Enfin, dans un des ses articles, Jackendoff (1991) se pose la question de savoir pourquoi en anglais on emploie le même mot (end) pour designer le bout de la table, l’extrémité de la trajectoire et la fin du discours ? Qu’est-ce que ces trois choses ont en commun ? Rien, à moins que l’on n’accepte la possibilité de figurer les objets comme des entités abstraites bornées et unidimensionnelles (Jackendoff, 1991, 44). Nous y revenons au chapitre 4.

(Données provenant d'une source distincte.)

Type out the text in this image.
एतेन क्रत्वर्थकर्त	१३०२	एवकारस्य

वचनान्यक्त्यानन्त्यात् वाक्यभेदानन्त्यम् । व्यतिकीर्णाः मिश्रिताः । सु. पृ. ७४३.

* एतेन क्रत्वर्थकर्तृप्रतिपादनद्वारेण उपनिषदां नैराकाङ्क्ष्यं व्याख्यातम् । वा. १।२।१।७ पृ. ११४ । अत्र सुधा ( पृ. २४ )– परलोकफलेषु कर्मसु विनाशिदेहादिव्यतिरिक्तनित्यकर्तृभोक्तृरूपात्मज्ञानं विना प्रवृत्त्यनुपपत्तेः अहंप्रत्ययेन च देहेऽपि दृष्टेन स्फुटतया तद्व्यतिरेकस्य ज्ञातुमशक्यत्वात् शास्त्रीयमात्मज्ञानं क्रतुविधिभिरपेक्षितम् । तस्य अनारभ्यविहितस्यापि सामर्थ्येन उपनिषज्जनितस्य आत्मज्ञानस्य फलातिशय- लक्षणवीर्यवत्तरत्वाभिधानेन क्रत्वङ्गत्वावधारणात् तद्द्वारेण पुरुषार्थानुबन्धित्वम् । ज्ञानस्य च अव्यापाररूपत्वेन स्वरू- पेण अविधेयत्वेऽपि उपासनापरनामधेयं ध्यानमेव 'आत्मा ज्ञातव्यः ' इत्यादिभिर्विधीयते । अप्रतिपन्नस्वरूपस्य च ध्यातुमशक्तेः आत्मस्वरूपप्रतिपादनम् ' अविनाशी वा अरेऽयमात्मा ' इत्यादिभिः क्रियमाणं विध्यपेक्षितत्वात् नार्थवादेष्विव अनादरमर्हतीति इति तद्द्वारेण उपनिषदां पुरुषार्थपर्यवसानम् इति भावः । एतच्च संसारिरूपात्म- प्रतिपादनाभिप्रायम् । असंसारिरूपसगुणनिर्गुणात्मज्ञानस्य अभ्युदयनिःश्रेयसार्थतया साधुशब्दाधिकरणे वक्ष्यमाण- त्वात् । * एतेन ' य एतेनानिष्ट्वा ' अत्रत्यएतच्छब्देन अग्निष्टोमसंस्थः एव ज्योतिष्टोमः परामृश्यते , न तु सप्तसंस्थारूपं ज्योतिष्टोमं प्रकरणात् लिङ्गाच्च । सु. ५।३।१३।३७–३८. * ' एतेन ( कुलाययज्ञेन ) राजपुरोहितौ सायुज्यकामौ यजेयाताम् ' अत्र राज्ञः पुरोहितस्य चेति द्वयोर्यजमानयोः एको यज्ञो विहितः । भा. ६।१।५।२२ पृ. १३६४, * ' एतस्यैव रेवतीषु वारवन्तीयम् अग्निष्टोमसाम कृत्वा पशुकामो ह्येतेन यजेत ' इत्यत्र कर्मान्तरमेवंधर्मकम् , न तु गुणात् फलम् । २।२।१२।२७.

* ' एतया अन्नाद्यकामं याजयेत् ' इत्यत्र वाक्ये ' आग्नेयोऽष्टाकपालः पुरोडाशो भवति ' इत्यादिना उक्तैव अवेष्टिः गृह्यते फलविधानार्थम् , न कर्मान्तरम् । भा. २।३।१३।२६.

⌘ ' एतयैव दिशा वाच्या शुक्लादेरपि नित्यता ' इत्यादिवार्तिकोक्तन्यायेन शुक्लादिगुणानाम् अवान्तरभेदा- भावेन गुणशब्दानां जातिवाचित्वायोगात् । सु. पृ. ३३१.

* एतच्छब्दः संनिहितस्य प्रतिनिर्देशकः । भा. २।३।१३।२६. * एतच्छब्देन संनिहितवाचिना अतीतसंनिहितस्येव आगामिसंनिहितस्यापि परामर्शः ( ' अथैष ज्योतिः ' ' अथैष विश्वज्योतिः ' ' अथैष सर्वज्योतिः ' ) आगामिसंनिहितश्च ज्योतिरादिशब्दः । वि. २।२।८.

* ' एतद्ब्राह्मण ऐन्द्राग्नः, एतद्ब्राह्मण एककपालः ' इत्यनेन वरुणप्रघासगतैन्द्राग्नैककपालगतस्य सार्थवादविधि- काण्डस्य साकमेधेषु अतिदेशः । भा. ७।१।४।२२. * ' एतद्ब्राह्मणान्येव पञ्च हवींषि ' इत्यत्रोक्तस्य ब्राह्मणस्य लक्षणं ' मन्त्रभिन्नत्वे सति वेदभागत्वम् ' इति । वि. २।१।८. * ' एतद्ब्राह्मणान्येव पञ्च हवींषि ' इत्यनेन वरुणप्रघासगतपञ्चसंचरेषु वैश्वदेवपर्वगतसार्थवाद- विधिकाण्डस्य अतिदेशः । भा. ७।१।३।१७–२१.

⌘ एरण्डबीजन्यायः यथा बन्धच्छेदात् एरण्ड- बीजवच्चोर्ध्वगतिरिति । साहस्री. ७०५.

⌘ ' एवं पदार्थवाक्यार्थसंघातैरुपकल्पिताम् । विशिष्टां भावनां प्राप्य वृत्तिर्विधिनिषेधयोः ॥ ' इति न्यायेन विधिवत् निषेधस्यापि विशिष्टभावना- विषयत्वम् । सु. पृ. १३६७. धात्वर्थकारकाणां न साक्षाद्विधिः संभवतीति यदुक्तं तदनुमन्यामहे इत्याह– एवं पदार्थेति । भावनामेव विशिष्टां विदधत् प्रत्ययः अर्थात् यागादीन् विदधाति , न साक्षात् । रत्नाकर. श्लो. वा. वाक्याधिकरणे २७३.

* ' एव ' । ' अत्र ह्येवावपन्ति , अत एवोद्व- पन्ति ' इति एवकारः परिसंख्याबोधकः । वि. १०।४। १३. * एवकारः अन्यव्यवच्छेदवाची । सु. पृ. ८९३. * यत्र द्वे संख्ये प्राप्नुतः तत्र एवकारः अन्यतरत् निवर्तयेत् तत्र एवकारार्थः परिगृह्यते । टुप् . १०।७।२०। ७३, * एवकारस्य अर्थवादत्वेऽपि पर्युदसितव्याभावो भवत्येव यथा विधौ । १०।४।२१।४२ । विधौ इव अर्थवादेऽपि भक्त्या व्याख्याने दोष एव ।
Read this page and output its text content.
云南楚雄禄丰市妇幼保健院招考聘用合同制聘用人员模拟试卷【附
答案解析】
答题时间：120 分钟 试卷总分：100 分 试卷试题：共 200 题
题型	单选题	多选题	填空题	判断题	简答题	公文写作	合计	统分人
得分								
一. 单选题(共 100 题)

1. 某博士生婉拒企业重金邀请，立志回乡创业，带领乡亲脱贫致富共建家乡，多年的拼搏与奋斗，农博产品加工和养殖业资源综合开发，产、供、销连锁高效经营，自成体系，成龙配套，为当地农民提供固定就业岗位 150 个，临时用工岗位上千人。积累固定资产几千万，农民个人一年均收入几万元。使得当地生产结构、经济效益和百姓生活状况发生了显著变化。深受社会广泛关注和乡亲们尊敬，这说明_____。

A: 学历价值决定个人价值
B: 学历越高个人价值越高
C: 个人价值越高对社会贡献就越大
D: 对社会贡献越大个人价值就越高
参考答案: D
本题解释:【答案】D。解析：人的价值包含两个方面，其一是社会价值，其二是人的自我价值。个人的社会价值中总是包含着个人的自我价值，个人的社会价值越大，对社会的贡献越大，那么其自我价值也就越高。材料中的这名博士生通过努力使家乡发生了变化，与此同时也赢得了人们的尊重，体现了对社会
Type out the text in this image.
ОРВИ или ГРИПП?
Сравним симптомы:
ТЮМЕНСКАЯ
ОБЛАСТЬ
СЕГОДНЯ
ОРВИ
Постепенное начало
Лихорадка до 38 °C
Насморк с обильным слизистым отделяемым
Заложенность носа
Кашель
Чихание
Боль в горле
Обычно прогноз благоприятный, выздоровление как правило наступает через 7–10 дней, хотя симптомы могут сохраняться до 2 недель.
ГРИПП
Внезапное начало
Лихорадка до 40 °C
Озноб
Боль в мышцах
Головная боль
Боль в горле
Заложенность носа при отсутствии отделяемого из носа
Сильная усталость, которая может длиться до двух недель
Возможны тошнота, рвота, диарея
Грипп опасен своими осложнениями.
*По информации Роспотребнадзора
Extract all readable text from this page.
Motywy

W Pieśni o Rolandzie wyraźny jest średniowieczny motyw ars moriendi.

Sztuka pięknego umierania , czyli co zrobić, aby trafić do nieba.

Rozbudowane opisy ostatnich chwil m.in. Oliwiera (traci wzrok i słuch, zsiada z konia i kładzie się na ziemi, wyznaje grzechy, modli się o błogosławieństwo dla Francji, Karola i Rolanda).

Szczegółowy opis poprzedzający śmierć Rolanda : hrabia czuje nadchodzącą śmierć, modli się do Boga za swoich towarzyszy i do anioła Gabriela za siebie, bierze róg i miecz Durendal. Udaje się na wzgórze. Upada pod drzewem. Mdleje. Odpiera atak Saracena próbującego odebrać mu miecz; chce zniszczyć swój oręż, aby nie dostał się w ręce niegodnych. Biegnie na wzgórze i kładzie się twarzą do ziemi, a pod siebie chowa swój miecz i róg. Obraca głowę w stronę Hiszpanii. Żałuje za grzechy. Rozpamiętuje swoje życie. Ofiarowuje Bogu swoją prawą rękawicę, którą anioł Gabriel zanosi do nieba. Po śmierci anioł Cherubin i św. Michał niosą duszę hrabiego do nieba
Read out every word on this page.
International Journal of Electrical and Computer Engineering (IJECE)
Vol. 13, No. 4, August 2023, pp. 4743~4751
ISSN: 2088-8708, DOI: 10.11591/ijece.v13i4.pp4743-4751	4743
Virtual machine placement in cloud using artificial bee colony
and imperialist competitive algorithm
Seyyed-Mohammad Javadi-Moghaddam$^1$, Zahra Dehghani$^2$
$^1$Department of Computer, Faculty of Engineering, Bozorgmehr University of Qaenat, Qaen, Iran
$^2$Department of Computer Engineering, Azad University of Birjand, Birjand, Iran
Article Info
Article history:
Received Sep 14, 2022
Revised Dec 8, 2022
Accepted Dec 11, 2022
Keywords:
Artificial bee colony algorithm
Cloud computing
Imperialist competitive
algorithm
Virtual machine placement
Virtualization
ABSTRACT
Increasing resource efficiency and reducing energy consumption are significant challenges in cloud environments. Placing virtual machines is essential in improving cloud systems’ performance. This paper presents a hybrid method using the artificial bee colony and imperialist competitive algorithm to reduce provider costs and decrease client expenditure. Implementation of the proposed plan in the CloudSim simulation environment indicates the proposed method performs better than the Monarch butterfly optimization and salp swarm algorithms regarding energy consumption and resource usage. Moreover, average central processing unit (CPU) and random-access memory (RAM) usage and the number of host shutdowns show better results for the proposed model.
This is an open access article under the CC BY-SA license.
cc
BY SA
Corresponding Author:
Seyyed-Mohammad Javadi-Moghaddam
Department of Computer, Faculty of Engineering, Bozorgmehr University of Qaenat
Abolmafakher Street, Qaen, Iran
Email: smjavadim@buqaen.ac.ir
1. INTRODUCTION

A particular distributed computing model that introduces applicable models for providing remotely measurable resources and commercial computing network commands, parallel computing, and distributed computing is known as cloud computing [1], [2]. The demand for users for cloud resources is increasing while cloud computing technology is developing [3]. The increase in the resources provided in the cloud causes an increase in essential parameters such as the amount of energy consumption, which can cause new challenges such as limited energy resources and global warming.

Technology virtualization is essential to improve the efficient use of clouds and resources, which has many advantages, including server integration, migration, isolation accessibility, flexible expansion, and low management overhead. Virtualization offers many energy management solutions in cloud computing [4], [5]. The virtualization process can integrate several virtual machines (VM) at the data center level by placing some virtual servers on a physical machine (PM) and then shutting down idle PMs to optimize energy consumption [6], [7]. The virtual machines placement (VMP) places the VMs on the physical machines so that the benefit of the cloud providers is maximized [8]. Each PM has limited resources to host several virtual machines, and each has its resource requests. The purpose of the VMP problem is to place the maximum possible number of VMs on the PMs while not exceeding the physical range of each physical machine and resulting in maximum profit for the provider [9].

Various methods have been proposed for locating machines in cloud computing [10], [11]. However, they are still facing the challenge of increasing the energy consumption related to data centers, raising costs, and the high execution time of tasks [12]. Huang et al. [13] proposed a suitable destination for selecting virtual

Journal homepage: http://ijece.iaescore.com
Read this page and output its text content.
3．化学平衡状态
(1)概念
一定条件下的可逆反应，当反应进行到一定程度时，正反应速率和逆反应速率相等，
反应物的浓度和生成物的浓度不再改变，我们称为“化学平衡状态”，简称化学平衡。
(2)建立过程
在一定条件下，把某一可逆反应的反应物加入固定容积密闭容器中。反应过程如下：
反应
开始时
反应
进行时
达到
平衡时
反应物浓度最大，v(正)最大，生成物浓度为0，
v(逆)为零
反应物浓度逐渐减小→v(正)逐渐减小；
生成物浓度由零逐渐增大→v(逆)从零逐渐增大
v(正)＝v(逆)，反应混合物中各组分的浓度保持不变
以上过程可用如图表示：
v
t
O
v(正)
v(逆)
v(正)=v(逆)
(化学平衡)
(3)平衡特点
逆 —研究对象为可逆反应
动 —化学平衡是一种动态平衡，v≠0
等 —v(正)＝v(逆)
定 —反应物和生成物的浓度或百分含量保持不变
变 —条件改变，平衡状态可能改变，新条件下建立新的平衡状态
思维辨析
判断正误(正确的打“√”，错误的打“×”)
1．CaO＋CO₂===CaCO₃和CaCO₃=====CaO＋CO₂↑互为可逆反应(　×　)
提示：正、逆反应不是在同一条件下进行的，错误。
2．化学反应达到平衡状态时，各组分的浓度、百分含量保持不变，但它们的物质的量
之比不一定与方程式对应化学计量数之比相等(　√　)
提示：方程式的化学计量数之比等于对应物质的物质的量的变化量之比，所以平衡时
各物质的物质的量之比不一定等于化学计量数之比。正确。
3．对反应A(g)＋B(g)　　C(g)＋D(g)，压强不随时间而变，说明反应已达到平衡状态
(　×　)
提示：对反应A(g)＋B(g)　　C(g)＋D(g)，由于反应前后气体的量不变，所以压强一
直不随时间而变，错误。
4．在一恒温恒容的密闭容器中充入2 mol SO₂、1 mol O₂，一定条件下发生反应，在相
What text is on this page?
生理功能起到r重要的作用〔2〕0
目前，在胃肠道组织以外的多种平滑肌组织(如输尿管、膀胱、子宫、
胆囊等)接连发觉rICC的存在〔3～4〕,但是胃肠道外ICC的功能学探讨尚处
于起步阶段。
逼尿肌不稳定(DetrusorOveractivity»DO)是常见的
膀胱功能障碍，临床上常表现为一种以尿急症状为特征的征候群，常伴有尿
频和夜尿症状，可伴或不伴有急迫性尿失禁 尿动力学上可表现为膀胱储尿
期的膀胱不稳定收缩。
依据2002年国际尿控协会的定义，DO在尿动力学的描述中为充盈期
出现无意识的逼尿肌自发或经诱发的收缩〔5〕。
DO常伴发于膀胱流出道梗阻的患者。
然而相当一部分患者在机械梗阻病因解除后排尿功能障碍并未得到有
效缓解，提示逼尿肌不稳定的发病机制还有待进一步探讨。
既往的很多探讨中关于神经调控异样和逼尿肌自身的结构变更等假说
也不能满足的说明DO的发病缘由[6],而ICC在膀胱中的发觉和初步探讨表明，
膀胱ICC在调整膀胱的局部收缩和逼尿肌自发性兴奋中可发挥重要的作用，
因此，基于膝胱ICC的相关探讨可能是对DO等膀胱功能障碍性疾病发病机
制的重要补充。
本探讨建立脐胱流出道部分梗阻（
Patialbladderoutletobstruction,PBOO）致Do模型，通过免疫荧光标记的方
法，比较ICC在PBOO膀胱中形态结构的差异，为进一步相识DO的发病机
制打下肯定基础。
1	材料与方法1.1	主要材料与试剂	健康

Il existe aussi une autre hypothèse, connue sous le nom de l’hypothèse de la corrélation, selon laquelle la structure de l’espace perceptuel est préservée dans l’espace linguistique et les enfants dans leur acquisition du langage développent l’espace linguistique à partir de l’espace perceptuel. Par exemple, la verticalité, qui est la direction fondamentale dans l’espace perceptuel, devrait aussi être la direction fondamentale des expressions spatiales. Mais l’hypothèse de corrélation ne décrit pas les mécanismes grâce auxquels cette corrélation se produit (Clark, 1973, 28).

Il convient ici de mentionner l’approche de Murphy (Murphy, 1996), ou approche de la Similarité des Structures (The Structure Similarity View),une approche qui s’oppose aux idées cognitivistes. Murphy explique qu’entre la structure de l’espace et celle du temps il y une grande similarité. Les deux domaines sont représentés directement et non métaphoriquement. En effet, la métaphore est née quand les locuteurs se sont aperçus des similarités préexistantes entre les domaines. Les métaphores appartiennent ainsi uniquement au langage et non à la conceptualisation (idem, 202).

Enfin, disons quelques mots des travaux cognitifs qui remettent en question l’idée que l’intelligence spatiale précède toute autre forme d’intelligence et que le vocabulaire pour l’espace se trouve à la base de certains autres vocabulaires. En effet, certains auteurs partent du fait que la première fonction du langage est sociale et que c’est à partir de cette fonction que toutes les autres fonctions se développent. Ainsi, Mithen (1999), dans son livre The Prehistory of the Mind, ébranle ‘«’ ‘ l’hypothèse des relations thématiques »’ :

‘« De manière générale, il semble que les énoncés utilisent le même ensemble de concepts et de structures qu’ils réfèrent aux états mentaux, aux êtres sociaux ou aux concepts inertes – ce qu’on appelle en linguistique “l’hypothèse des relations thématiques”. Elle pose que l’emploi initial du langage était d’exprimer des concepts inertes et que ces concepts sont transférés plus tard dans les énoncés parlant du monde social-mental par une “extension métaphorique”. Pourtant il est plus raisonnable de voir les choses différemment : la structure du langage apparue lorsqu’on parlait du monde social a été étendue métaphoriquement afin de parler des objets physiques. » (Mithen, 1996, 187. Nous traduisons).’

Mais revenons aux idées de Jackendoff. Il dit (Jackendoff, 1985, 188) que l’esprit ne crée pas les concepts abstraits à partir de rien mais qu’il adapte un mécanisme qui est déjà prêt, dans le développement de l’organisme individuel. L’origine de ce mécanisme est la cognition spatiale. Mais comment la cognition spatiale se développe-t-elle ? On le verra dans la section suivante.

Notes
9.

Les mots écrits en majuscule entre crochets dénotent des représentations mentales (cf. Chapitre 3).

10.

Comparer : Il a dévoré tous les gâteaux ; Il a dévoré cette femme du regard.

11.

Comparer : J’ai dépensé beaucoup d’argent pour construire cette maison ; J’ai dépensé beaucoup de temps à construire cette maison.